The success story of Theophilus London is forever puzzling to me. The Jam mixtape brought the adoration, but at the price of hitching his wagon to a King of Pop classic, making a dismissal of his brand as trendy for nostalgia the easiest of assumptions. But now that he's got our attention, the career arc is far off from coat-tailing. Theophilus is sky miles ahead of our every inference and I am still uncertain as to how he got there so quick.
How does one go from making “music for boutique people” to jet-setting around the world in two years time? As charmed as I was by the Elvis Costello reference cover, I was not sold on the Theophilus hypemachine until I heard I Want You. Suddenly, I heard an artist with dedication to crafting a style all his own, in which the influences are not the selling point, but subtle cues within the music that familiarize his brand.

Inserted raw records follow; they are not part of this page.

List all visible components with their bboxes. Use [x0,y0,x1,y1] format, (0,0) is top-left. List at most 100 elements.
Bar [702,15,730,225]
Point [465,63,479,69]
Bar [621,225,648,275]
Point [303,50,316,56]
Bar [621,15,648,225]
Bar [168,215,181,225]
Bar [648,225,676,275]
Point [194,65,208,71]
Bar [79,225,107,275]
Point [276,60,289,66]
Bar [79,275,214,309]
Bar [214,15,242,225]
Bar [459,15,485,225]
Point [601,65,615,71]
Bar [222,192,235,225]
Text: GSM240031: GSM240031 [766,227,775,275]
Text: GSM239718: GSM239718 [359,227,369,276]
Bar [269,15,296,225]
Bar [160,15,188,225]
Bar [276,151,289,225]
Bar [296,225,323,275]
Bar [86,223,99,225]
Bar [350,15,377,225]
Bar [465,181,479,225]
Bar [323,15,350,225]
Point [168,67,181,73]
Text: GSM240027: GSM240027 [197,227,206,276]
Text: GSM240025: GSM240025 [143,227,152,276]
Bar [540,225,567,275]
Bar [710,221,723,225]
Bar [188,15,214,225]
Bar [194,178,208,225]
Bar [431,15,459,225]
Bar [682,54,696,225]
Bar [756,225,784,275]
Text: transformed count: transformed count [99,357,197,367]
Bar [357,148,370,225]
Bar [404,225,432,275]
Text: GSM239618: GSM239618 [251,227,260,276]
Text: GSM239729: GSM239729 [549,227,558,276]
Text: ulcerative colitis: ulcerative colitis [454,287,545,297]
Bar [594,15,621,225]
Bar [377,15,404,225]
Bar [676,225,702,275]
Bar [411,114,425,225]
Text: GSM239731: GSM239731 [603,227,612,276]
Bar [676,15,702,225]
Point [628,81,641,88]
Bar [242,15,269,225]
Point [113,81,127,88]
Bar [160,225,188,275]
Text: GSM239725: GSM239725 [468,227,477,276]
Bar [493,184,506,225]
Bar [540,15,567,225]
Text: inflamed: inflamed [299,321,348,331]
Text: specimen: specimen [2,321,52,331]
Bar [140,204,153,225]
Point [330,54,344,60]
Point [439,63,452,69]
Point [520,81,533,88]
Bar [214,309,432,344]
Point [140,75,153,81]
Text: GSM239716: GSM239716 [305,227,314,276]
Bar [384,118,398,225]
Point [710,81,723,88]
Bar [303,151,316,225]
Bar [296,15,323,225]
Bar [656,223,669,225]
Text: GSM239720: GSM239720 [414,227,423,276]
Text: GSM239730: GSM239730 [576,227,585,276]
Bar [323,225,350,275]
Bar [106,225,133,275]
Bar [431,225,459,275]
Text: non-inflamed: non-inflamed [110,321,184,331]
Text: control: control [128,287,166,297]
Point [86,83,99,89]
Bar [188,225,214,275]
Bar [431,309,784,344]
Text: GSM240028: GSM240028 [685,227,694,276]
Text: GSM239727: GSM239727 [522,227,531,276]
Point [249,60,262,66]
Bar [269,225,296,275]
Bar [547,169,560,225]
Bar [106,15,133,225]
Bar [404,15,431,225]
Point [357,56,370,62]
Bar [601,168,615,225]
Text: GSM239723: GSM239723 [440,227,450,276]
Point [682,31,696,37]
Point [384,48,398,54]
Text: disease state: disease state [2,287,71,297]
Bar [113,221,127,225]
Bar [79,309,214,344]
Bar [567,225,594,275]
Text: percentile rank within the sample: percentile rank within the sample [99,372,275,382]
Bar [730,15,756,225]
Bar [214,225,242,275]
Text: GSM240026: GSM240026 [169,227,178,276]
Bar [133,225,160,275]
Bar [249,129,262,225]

Its never been just the music with Theophilus, but for me at least, the process in which I respond to his work has shifted. Before, I looked at the fashion choices, the aesthetic and let that shape my interpretation of Theophilus. But I was also seeking the missteps due to a distrust in accepting his music as the focal point. But with each new single, Theophilus is less deliberate sonically and aesthetically. Following up the propulsive “Calypso Blues”, his latest single is seeking shelter from the street party in a dark basement club. If we're to believe there's a continued storyline in his music, Theophilus is a starstruck lover. A song ago, he's distraught, but all it takes is a “Fatal Attraction” and he's back on his feet Moonwalking around his newest interest.